The real reason why both IMF and the British government announced
publicly to sell their gold obviously was that the officials would
just want to do what they could in order to stop the price of gold
from continuing to rise. They did not care about whether the announcement would negatively affect the selling price. They did not care about
how much less proceeds they would receive from the sale at all.




6)In
his complaint, Howe quoted a reliable report he received, this effort
was later described by Edward George, Governor of the Bank of England
and a director of the BIS, to Nicholas Morrell, Chief Executive of
Lonmin Plc :

We
looked into the abyss if the gold price rose further.
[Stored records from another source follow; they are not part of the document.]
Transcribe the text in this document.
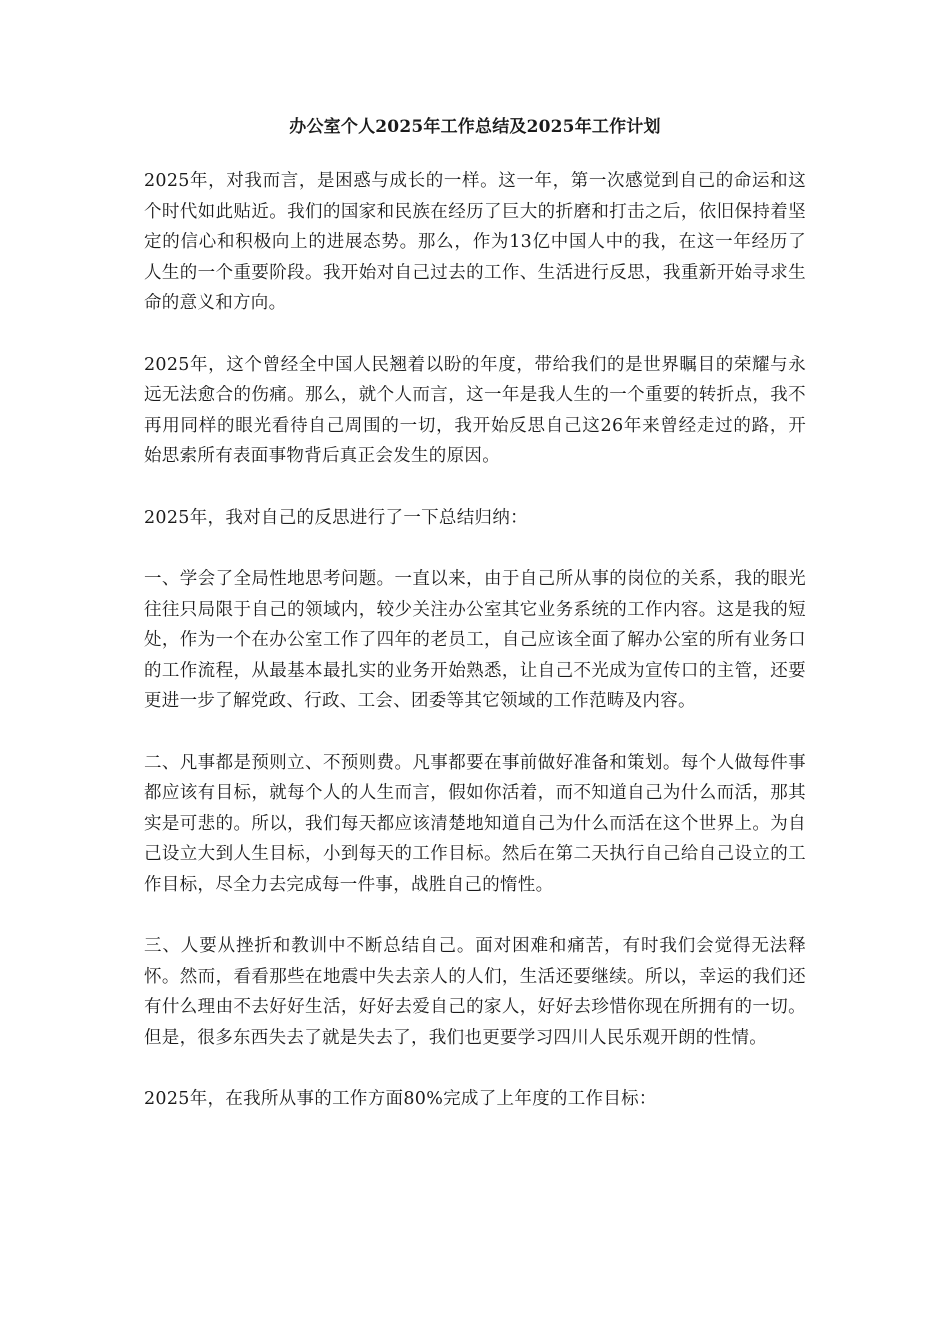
办公室个人2025年工作总结及2025年工作计划

2025年，对我而言，是困惑与成长的一样。这一年，第一次感觉到自己的命运和这个时代如此贴近。我们的国家和民族在经历了巨大的折磨和打击之后，依旧保持着坚定的信心和积极向上的进展态势。那么，作为13亿中国人中的我，在这一年经历了人生的一个重要阶段。我开始对自己过去的工作、生活进行反思，我重新开始寻求生命的意义和方向。

2025年，这个曾经全中国人民翘着以盼的年度，带给我们的是世界瞩目的荣耀与永远无法愈合的伤痛。那么，就个人而言，这一年是我人生的一个重要的转折点，我不再用同样的眼光看待自己周围的一切，我开始反思自己这26年来曾经走过的路，开始思索所有表面事物背后真正会发生的原因。

2025年，我对自己的反思进行了一下总结归纳：

一、学会了全局性地思考问题。一直以来，由于自己所从事的岗位的关系，我的眼光往往只局限于自己的领域内，较少关注办公室其它业务系统的工作内容。这是我的短处，作为一个在办公室工作了四年的老员工，自己应该全面了解办公室的所有业务口的工作流程，从最基本最扎实的业务开始熟悉，让自己不光成为宣传口的主管，还要更进一步了解党政、行政、工会、团委等其它领域的工作范畴及内容。

二、凡事都是预则立、不预则费。凡事都要在事前做好准备和策划。每个人做每件事都应该有目标，就每个人的人生而言，假如你活着，而不知道自己为什么而活，那其实是可悲的。所以，我们每天都应该清楚地知道自己为什么而活在这个世界上。为自己设立大到人生目标，小到每天的工作目标。然后在第二天执行自己给自己设立的工作目标，尽全力去完成每一件事，战胜自己的惰性。

三、人要从挫折和教训中不断总结自己。面对困难和痛苦，有时我们会觉得无法释怀。然而，看看那些在地震中失去亲人的人们，生活还要继续。所以，幸运的我们还有什么理由不去好好生活，好好去爱自己的家人，好好去珍惜你现在所拥有的一切。但是，很多东西失去了就是失去了，我们也更要学习四川人民乐观开朗的性情。

2025年，在我所从事的工作方面80%完成了上年度的工作目标：
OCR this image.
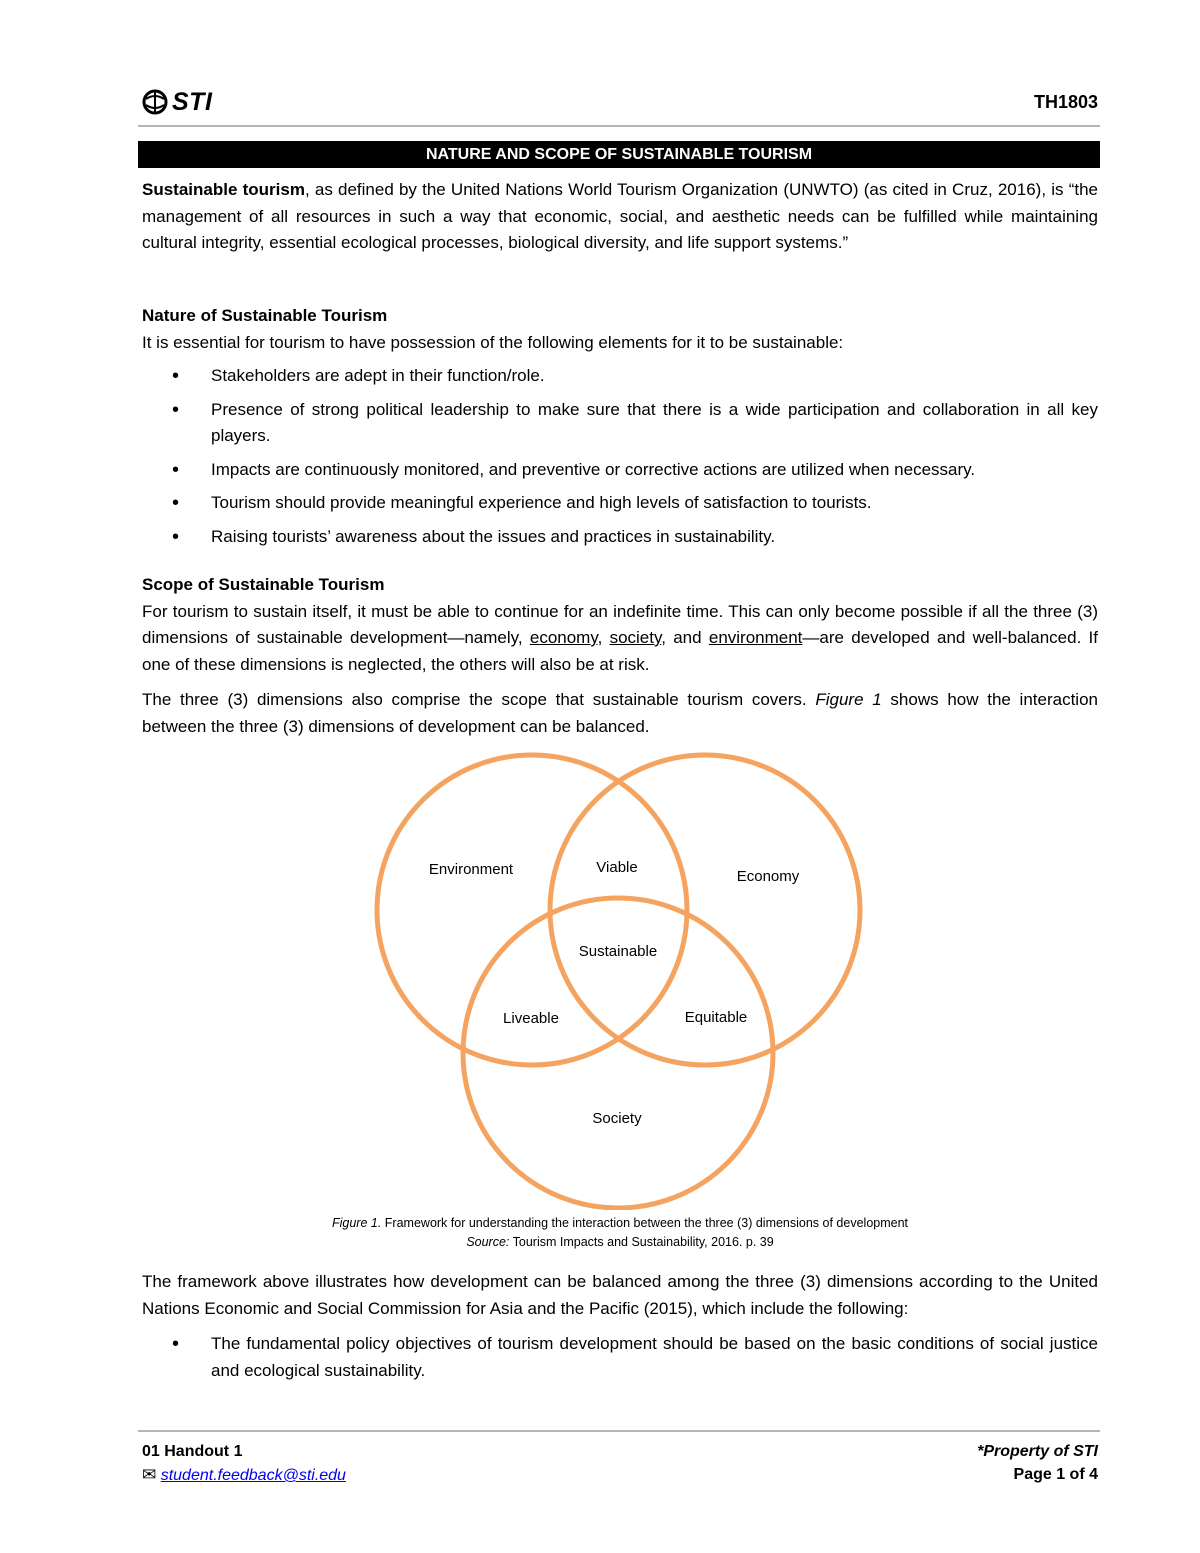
STI	TH1803
NATURE AND SCOPE OF SUSTAINABLE TOURISM

Sustainable tourism, as defined by the United Nations World Tourism Organization (UNWTO) (as cited in Cruz, 2016), is “the management of all resources in such a way that economic, social, and aesthetic needs can be fulfilled while maintaining cultural integrity, essential ecological processes, biological diversity, and life support systems.”

Nature of Sustainable Tourism
It is essential for tourism to have possession of the following elements for it to be sustainable:
• Stakeholders are adept in their function/role.
• Presence of strong political leadership to make sure that there is a wide participation and collaboration in all key players.
• Impacts are continuously monitored, and preventive or corrective actions are utilized when necessary.
• Tourism should provide meaningful experience and high levels of satisfaction to tourists.
• Raising tourists’ awareness about the issues and practices in sustainability.
Scope of Sustainable Tourism

For tourism to sustain itself, it must be able to continue for an indefinite time. This can only become possible if all the three (3) dimensions of sustainable development—namely, economy, society, and environment—are developed and well-balanced. If one of these dimensions is neglected, the others will also be at risk.

The three (3) dimensions also comprise the scope that sustainable tourism covers. Figure 1 shows how the interaction between the three (3) dimensions of development can be balanced.

Environment	Viable
Economy
Sustainable
Liveable	Equitable
Society
Figure 1. Framework for understanding the interaction between the three (3) dimensions of development
Source: Tourism Impacts and Sustainability, 2016. p. 39

The framework above illustrates how development can be balanced among the three (3) dimensions according to the United Nations Economic and Social Commission for Asia and the Pacific (2015), which include the following:

• The fundamental policy objectives of tourism development should be based on the basic conditions of social justice and ecological sustainability.
01 Handout 1
✉ student.feedback@sti.edu
*Property of STI
Page 1 of 4
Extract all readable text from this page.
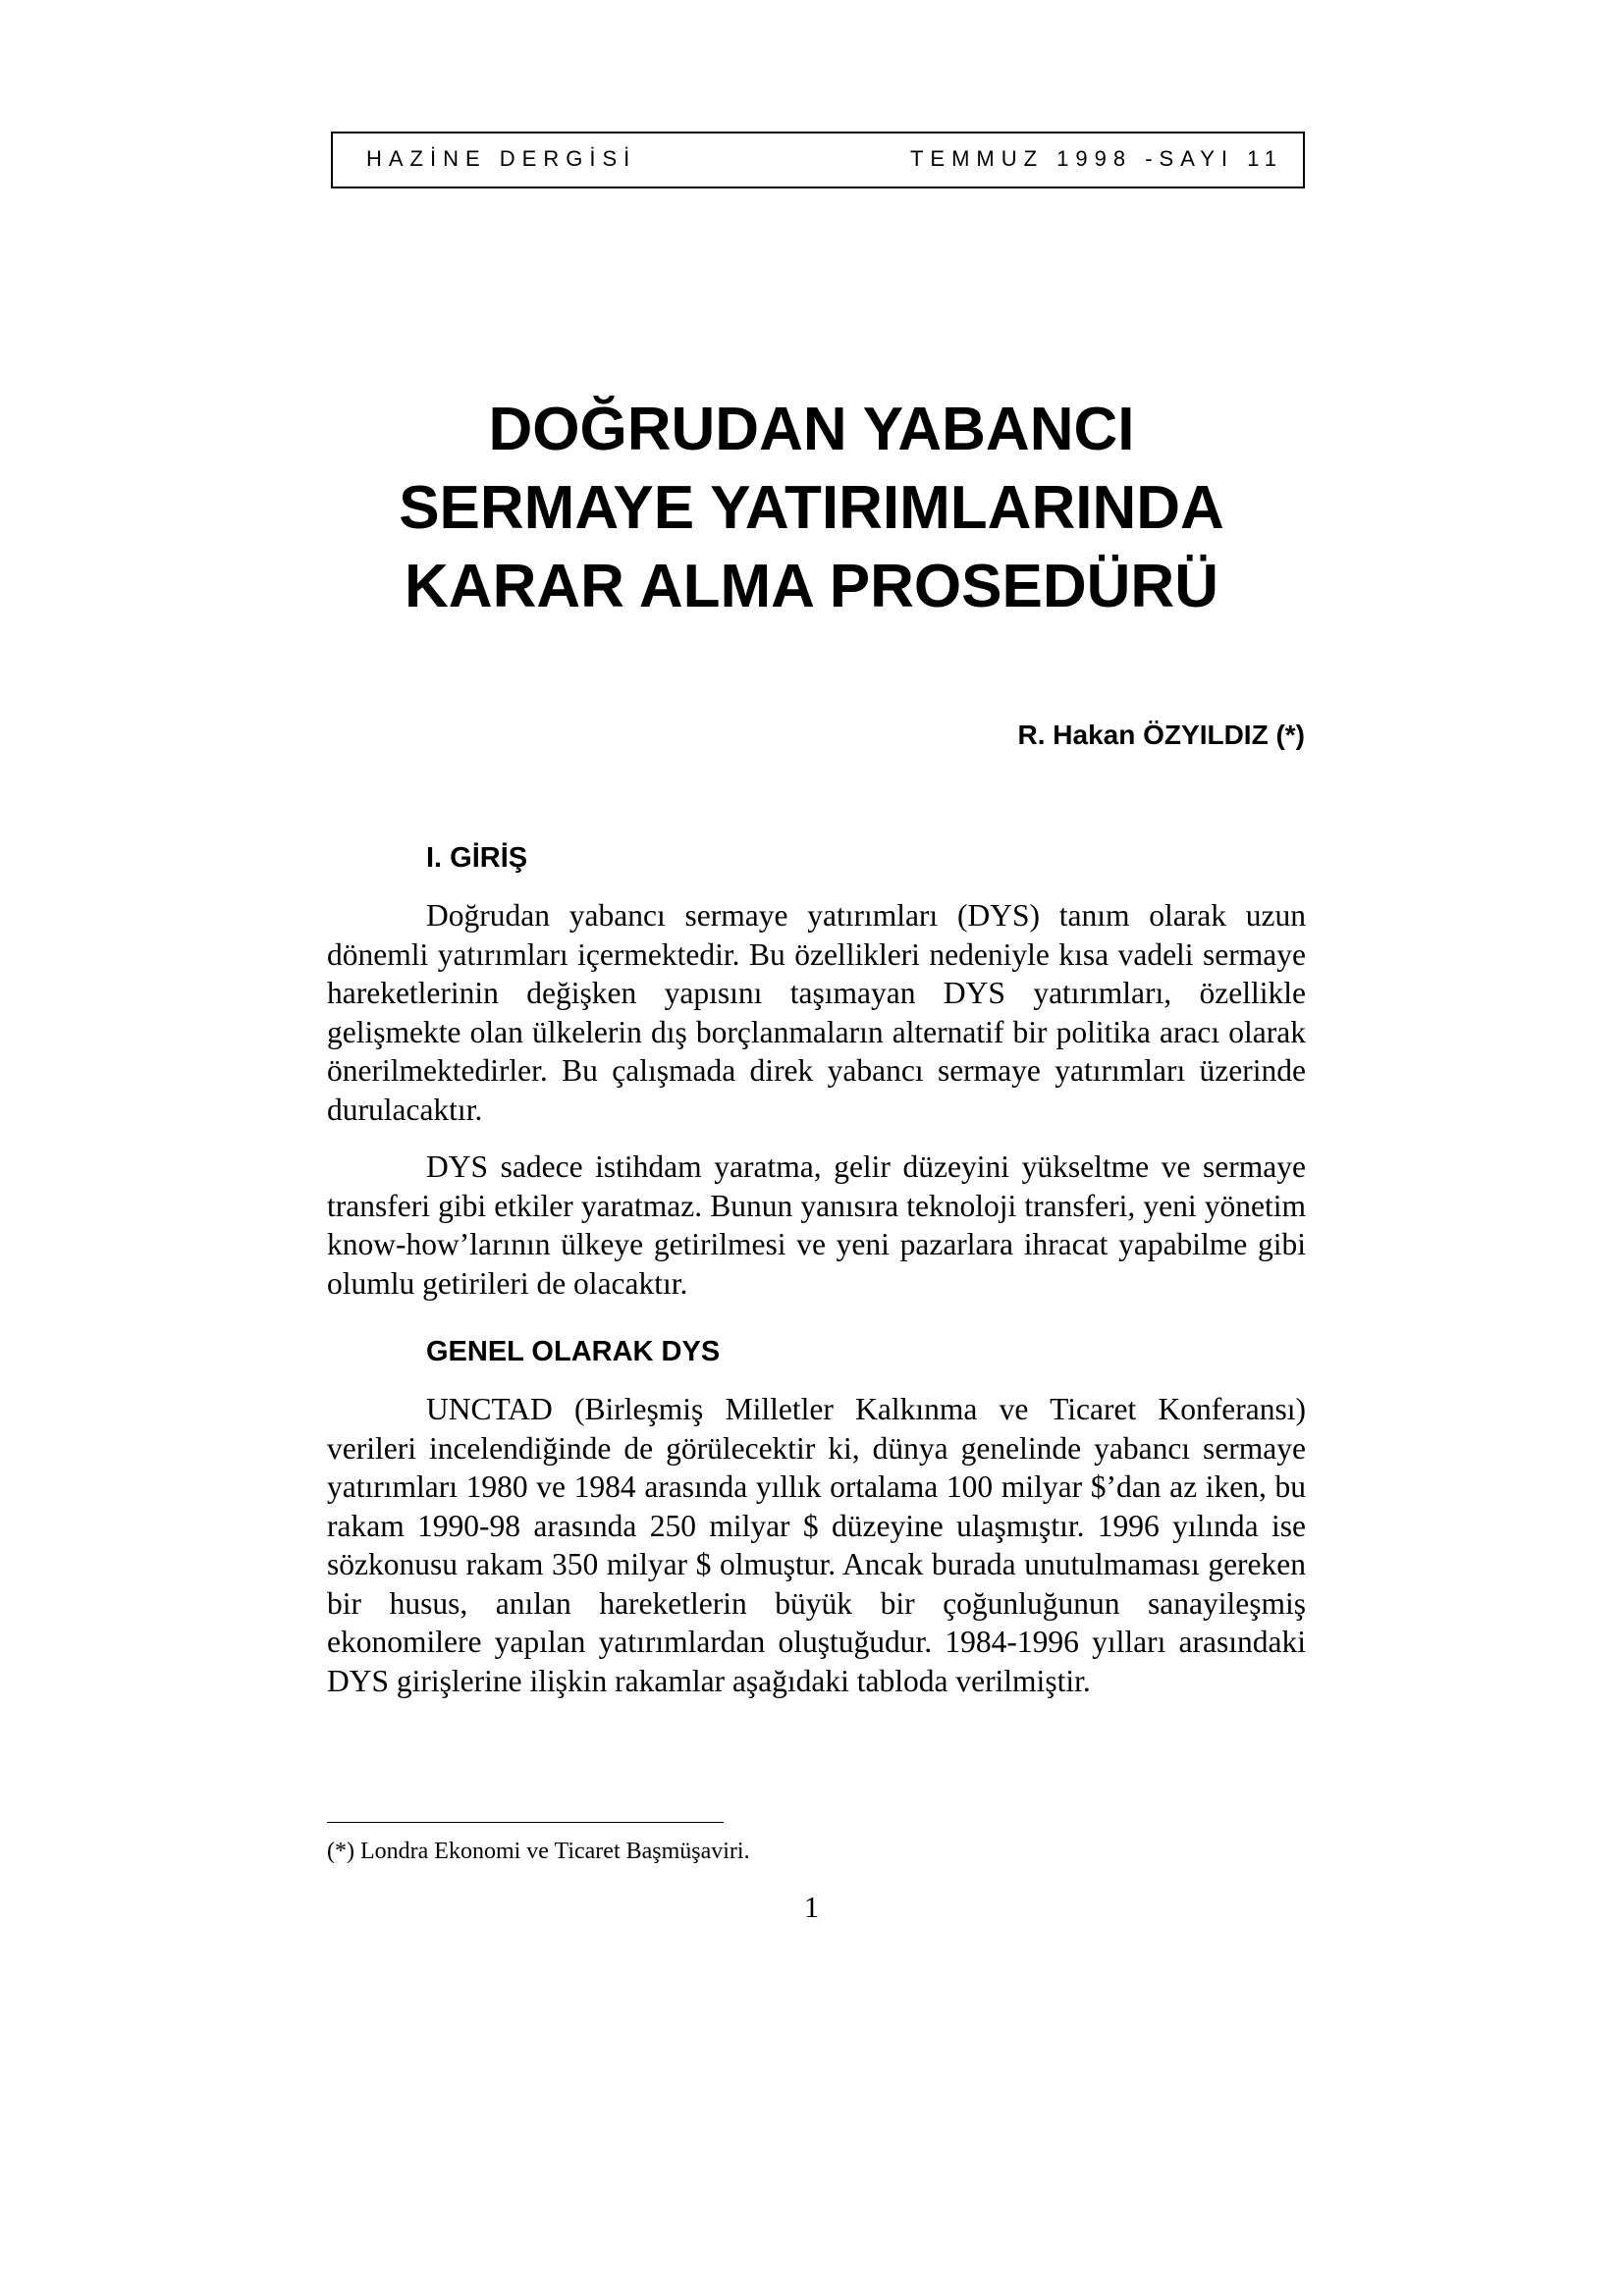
HAZİNE DERGİSİ	TEMMUZ 1998 -SAYI 11
DOĞRUDAN YABANCI
SERMAYE YATIRIMLARINDA
KARAR ALMA PROSEDÜRÜ
R. Hakan ÖZYILDIZ (*)
I. GİRİŞ

Doğrudan yabancı sermaye yatırımları (DYS) tanım olarak uzun dönemli yatırımları içermektedir. Bu özellikleri nedeniyle kısa vadeli sermaye hareketlerinin değişken yapısını taşımayan DYS yatırımları, özellikle gelişmekte olan ülkelerin dış borçlanmaların alternatif bir politika aracı olarak önerilmektedirler. Bu çalışmada direk yabancı sermaye yatırımları üzerinde durulacaktır.

DYS sadece istihdam yaratma, gelir düzeyini yükseltme ve sermaye transferi gibi etkiler yaratmaz. Bunun yanısıra teknoloji transferi, yeni yönetim know-how’larının ülkeye getirilmesi ve yeni pazarlara ihracat yapabilme gibi olumlu getirileri de olacaktır.

GENEL OLARAK DYS

UNCTAD (Birleşmiş Milletler Kalkınma ve Ticaret Konferansı) verileri incelendiğinde de görülecektir ki, dünya genelinde yabancı sermaye yatırımları 1980 ve 1984 arasında yıllık ortalama 100 milyar $’dan az iken, bu rakam 1990-98 arasında 250 milyar $ düzeyine ulaşmıştır. 1996 yılında ise sözkonusu rakam 350 milyar $ olmuştur. Ancak burada unutulmaması gereken bir husus, anılan hareketlerin büyük bir çoğunluğunun sanayileşmiş ekonomilere yapılan yatırımlardan oluştuğudur. 1984-1996 yılları arasındaki DYS girişlerine ilişkin rakamlar aşağıdaki tabloda verilmiştir.

(*) Londra Ekonomi ve Ticaret Başmüşaviri.
1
A further
rise would have taken down one or several trading houses, which might
have taken down all the rest in their wake. Therefore at any
price, at any cost, the central banks had to quell the gold price,
manage it. It was very difficult to get the gold price under
control but we have now succeeded. The U.S. Fed was very active in
getting the gold price down so was the U.K. “

 




7)Now
we should realize that gold is a political metal and that the
“fixing“ of the gold price is beyond a lot of people's
imagination. As of today, the price of gold was traded at about
US$950 per ounce. Gold has been in a long-term bull market since
1999, rising year after year in terms of its dollar price, partly
because the central banks have less and less physical gold to dump in
the markets and partly because the strong investment demands have pushed the gold price higher.  In addition, the global productions are down year after year, reducing the supply steadily.